The German Foreign Ministry Spokesman, Christopher Burger said Greece is “not bound by any agreement that is made by two other parties at its expense.” This was in reference to the controversial Turkish-Libyan energy deal signed on 3 October.

During the meeting, Greece’s FM claimed that they had “sovereign rights in the area” which it intends to “defend with all legal means, in full respect of the international law of the sea”.

Notably, Dendias and his Egyptian counterpart, Sameh Shoukry discussed the legitimacy of the recently signed Turkish-Libyan memorandum of understanding.

The two sides confirmed that the “Government of National Unity’s (GNU) mandate has ended, and it does not have the authority to conclude any international agreements,” the Egyptian Foreign Ministry said in a statement.

Greece’s FM posted on Twitter about his phone call with Shoukry, saying both sides challenged the “legitimacy of the Libyan GNU to sign the said MoU,” and that he will visit Cairo for consultations on Sunday.

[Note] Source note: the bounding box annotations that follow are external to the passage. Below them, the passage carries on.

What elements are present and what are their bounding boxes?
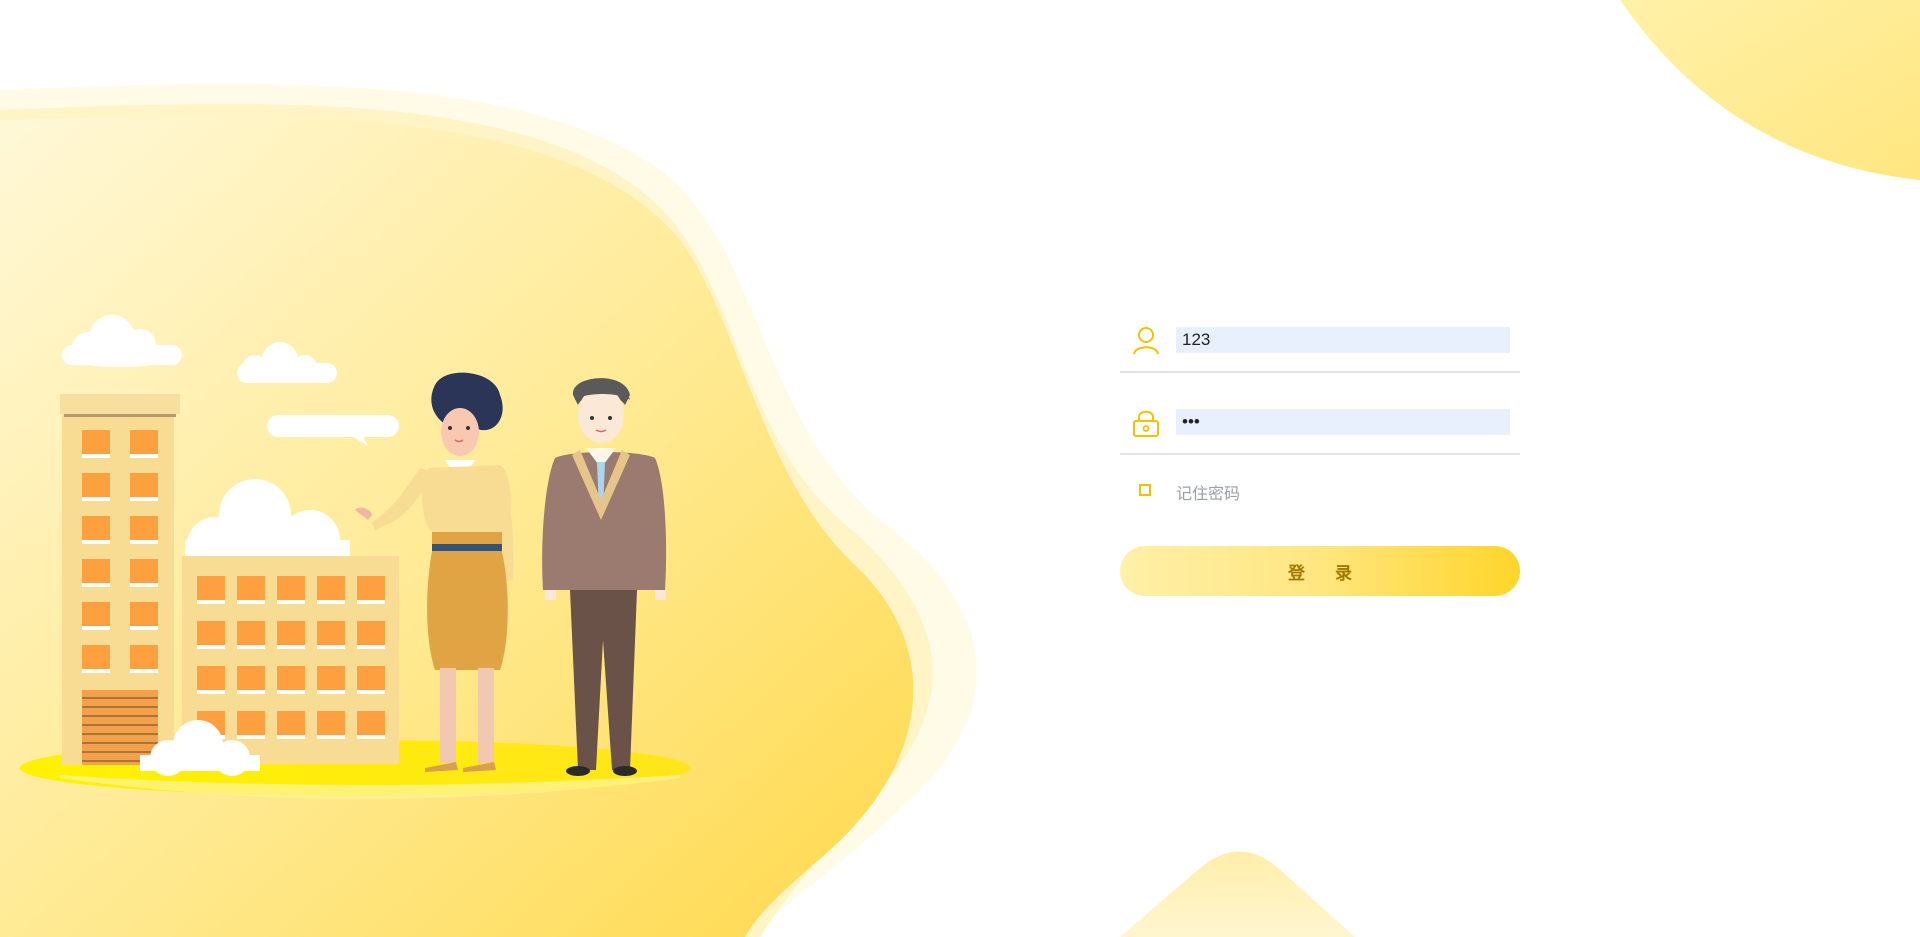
remember-label: 记住密码 <box>1176 484 1241 503</box>
background-illustration <box>0 0 1920 937</box>
lock-icon <box>1133 410 1159 437</box>
remember-checkbox[interactable] <box>1139 484 1151 496</box>
corner-decoration <box>1620 0 1920 180</box>
tall-building <box>60 394 180 765</box>
password-input[interactable] <box>1176 409 1510 435</box>
user-icon <box>1133 327 1159 355</box>
login-form: 记住密码 登 录 <box>1120 315 1520 596</box>
login-button[interactable]: 登 录 <box>1120 546 1520 596</box>
username-row <box>1120 315 1520 373</box>
password-row <box>1120 397 1520 455</box>
username-input[interactable] <box>1176 327 1510 353</box>
remember-row: 记住密码 <box>1120 475 1520 505</box>
hill-decoration <box>1120 851 1355 937</box>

The Greek Foreign Ministry stated: “Any action or reference in the implementation of said ‘memorandum’ will be de facto illegal, and -depending on its gravity- will carry a reaction both at the bilateral level and at the level of the European Union and NATO.”

The deal was rejected by Libya’s rival administration based in the country’s east. Libya’s eastern-based Parliament, which backs the rival administration has also rejected the deal.
Parliament Speaker, Ageela Saleh said the agreement was “illegal because it was signed by a government that had no mandate.”

The political stalemate has thwarted efforts to hold national elections, and threatens to plunge the country back into conflict.

The exploration deal came at the height of a year-long battle between the two rival governments vying for control of Libya’s capital.

Dozens of armed groups and mercenaries have been struggling for influence as well, backed by several foreign powers.

Violence has regularly escalated between militias in western Libya. In August, clashes in Tripoli killed more than 30 people — one of the deadliest bouts of fighting in recent years.